The Royal Court, which since Vicky Featherstone‘s arrival has been prodding at a series of issues through its ‘Big Idea’ strand, has now settled on one of modern society’s biggest obsessions: food.
Whether worrying about where it’s from, how it’s cooked or how much of it we’re eating, food and the rituals that surround it consume a disproportionate amount of our mental energy. It’s this anxiety that Gastronauts, described as a theatrical dining experience, attempts to explore.
Details about the show are deliberately scant, with the Royal Court’s website revealing only that diners will be able to “make an informed decision” about what they do and don’t eat throughout the performance. Fussy eaters, one guesses, might be in trouble. The show was born in response to the horsemeat scandal and the renewed interest in food production that followed, so it seems likely that theatregoers will be asked to reconsider the food offered to them and where it might have come from, reconfiguring audiences’ complex relationship with what they eat.
As well as exposing the journey our food makes before reaching our plates, there is another side to eating that theatre might be even better placed to examine. What we eat is under constant scrutiny, but how we eat it is perhaps just as important. Meal times can act as a form of ceremony, bringing people together in a way that few other activities still do. Eating, like theatre, is a kind of ritual, one that is capable of creating and sustaining community. And in many cases it is a ritual that is coming under strain.
This community aspect of the dinner table was the focus of Only Wolves and Lions, a touring show that I took part in during this year’s Edinburgh Fringe. This intimate performance asks each of its audience members to bring along a raw ingredient, which are then used to collectively cook a feast. The choice of what to cook, the cooking itself and the eating of the meal are all collaborative activities, demanding audience members to work together in a way that few theatrical events, however supposedly “interactive”, manage to achieve. As well as feeding me the best meal I had in Edinburgh, the piece powerfully demonstrated the social value of eating together and left me reflecting on the possibilities of such rituals for forging communities.
And it is not just this and Gastronauts that are turning their attention to the act of eating. Bristol Old Vic recently presented The Table of Delights, a mash-up of restaurant and theatre experience that asked its audience to consider every aspect of food, while the Albany has just dedicated a whole festival to the subject. If the forces that control the food industry are increasingly detaching us from the processes of food production and consumption, then theatre seems to be attempting to slowly rebuild that connection.

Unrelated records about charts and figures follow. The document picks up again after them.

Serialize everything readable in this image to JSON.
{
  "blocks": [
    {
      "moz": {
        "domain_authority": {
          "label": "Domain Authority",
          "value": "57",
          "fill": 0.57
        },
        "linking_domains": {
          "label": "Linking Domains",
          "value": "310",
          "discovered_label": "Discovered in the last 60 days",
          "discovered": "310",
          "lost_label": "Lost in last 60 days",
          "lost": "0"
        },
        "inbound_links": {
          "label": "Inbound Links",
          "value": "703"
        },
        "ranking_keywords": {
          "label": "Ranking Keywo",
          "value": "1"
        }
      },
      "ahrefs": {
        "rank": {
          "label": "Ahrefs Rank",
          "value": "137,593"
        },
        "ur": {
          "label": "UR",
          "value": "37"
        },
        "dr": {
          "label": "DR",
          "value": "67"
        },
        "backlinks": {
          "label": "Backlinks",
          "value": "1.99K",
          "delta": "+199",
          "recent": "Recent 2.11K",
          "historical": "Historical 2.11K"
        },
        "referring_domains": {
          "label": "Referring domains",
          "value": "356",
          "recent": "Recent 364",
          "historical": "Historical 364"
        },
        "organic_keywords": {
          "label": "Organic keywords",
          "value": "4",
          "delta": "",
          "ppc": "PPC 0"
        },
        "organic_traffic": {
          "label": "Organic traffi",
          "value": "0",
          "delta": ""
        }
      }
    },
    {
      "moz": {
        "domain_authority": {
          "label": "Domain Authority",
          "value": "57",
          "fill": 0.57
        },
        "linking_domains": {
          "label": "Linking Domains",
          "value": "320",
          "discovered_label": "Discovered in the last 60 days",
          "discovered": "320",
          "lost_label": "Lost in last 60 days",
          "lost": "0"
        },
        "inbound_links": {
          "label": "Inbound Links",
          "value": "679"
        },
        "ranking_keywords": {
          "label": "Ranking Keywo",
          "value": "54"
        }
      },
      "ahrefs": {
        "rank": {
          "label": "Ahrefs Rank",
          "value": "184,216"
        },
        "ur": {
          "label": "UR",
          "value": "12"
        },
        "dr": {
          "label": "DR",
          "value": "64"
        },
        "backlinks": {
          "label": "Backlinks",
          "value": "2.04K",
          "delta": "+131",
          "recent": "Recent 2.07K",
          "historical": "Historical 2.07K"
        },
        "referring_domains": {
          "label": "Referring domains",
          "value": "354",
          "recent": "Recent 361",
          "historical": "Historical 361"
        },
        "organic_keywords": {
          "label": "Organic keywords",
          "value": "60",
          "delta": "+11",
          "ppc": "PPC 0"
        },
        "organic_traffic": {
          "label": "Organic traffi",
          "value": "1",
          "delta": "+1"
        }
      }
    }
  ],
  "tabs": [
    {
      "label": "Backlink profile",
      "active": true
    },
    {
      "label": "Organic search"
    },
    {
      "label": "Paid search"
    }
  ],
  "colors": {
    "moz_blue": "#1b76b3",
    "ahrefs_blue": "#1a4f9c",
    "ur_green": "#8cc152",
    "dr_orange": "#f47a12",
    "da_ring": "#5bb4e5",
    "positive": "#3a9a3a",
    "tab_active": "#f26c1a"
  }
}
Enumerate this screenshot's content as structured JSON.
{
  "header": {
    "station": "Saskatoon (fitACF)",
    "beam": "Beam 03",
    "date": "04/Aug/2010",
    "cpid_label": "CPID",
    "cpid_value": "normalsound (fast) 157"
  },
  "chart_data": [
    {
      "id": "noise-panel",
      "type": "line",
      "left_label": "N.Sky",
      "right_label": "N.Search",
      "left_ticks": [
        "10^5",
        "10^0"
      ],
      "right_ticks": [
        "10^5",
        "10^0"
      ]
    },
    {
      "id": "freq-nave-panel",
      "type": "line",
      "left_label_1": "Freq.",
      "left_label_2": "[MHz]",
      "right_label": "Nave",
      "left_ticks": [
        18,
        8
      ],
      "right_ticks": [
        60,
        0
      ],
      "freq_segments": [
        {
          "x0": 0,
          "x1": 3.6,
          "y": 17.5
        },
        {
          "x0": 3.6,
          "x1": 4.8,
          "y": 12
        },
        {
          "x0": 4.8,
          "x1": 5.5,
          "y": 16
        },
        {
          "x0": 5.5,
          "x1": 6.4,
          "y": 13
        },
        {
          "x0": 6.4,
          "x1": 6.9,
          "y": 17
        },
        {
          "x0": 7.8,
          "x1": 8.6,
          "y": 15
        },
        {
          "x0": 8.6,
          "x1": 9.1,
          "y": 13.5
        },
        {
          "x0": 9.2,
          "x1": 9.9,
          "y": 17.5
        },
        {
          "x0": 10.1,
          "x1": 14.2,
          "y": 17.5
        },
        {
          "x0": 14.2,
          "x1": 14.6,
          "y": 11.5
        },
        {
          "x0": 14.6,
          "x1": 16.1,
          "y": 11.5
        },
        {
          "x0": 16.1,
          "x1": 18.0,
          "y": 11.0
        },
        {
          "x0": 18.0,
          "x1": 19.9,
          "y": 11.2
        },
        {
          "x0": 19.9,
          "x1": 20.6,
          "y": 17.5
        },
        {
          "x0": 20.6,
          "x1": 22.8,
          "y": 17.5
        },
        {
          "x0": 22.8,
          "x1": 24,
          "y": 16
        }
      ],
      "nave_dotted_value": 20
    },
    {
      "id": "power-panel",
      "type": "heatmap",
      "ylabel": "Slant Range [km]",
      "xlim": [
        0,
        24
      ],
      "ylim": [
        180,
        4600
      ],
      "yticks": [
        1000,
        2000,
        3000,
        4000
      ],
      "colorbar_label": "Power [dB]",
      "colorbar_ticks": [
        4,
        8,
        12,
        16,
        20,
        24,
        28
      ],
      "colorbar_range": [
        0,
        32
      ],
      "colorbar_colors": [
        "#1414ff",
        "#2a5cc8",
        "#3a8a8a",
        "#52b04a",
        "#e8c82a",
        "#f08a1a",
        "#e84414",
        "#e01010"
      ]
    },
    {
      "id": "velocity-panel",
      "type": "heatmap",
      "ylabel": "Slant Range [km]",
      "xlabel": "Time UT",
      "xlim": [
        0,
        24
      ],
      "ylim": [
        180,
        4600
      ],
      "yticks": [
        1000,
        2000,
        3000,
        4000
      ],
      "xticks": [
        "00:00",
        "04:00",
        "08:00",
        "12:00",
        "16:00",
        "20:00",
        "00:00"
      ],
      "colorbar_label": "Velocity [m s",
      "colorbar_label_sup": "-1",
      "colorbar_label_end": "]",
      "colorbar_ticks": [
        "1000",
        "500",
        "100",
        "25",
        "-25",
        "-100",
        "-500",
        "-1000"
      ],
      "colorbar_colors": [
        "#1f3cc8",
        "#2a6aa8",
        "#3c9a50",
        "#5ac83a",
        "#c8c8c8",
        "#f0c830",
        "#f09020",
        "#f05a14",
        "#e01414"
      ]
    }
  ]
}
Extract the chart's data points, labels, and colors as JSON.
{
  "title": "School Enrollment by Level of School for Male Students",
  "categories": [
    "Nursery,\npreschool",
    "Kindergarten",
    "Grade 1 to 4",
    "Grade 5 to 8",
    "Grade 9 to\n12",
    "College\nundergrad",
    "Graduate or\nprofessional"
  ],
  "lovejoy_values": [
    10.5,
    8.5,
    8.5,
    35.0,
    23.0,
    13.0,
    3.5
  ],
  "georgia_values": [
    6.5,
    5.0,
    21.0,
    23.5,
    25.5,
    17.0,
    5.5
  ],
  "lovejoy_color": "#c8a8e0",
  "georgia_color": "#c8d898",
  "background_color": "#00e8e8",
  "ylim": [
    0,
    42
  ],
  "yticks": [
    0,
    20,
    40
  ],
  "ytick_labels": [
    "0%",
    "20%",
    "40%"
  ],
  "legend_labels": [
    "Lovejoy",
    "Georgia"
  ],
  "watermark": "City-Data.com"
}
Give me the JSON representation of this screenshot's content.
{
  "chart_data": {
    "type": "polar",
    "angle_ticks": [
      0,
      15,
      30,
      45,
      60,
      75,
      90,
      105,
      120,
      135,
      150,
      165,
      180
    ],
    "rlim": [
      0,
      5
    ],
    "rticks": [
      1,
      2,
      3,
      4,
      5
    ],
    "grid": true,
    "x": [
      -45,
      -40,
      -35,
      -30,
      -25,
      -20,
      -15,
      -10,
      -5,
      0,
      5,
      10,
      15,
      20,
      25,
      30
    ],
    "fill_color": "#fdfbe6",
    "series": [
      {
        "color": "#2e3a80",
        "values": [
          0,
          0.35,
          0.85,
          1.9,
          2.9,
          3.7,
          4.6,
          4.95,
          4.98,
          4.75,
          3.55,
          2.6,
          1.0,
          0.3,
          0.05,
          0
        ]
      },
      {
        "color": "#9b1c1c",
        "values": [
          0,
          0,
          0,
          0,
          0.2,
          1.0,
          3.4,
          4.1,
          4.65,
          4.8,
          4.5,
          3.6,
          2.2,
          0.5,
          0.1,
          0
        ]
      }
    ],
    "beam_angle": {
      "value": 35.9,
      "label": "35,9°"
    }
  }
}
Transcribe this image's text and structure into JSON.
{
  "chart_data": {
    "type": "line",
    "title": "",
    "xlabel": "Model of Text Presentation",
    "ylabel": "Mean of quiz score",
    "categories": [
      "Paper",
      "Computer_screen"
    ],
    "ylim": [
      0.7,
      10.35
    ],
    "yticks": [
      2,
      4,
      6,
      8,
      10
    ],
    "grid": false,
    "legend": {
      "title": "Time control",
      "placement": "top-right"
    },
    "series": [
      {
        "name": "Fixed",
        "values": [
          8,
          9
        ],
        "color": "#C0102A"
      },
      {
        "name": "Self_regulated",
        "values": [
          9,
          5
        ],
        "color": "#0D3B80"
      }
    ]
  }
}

While newspaper reports and documentaries will rightly continue to investigate what we eat and where it comes from, it strikes me that theatre – by framing a familiar activity in a way that makes us appreciate its performative and community forming qualities – might be particularly well placed to explore how we actually eat it. By framing one kind of ritual within another, perhaps shows like Gastronauts can make us question not only where our food comes from, but what role the communities it creates might play in our society.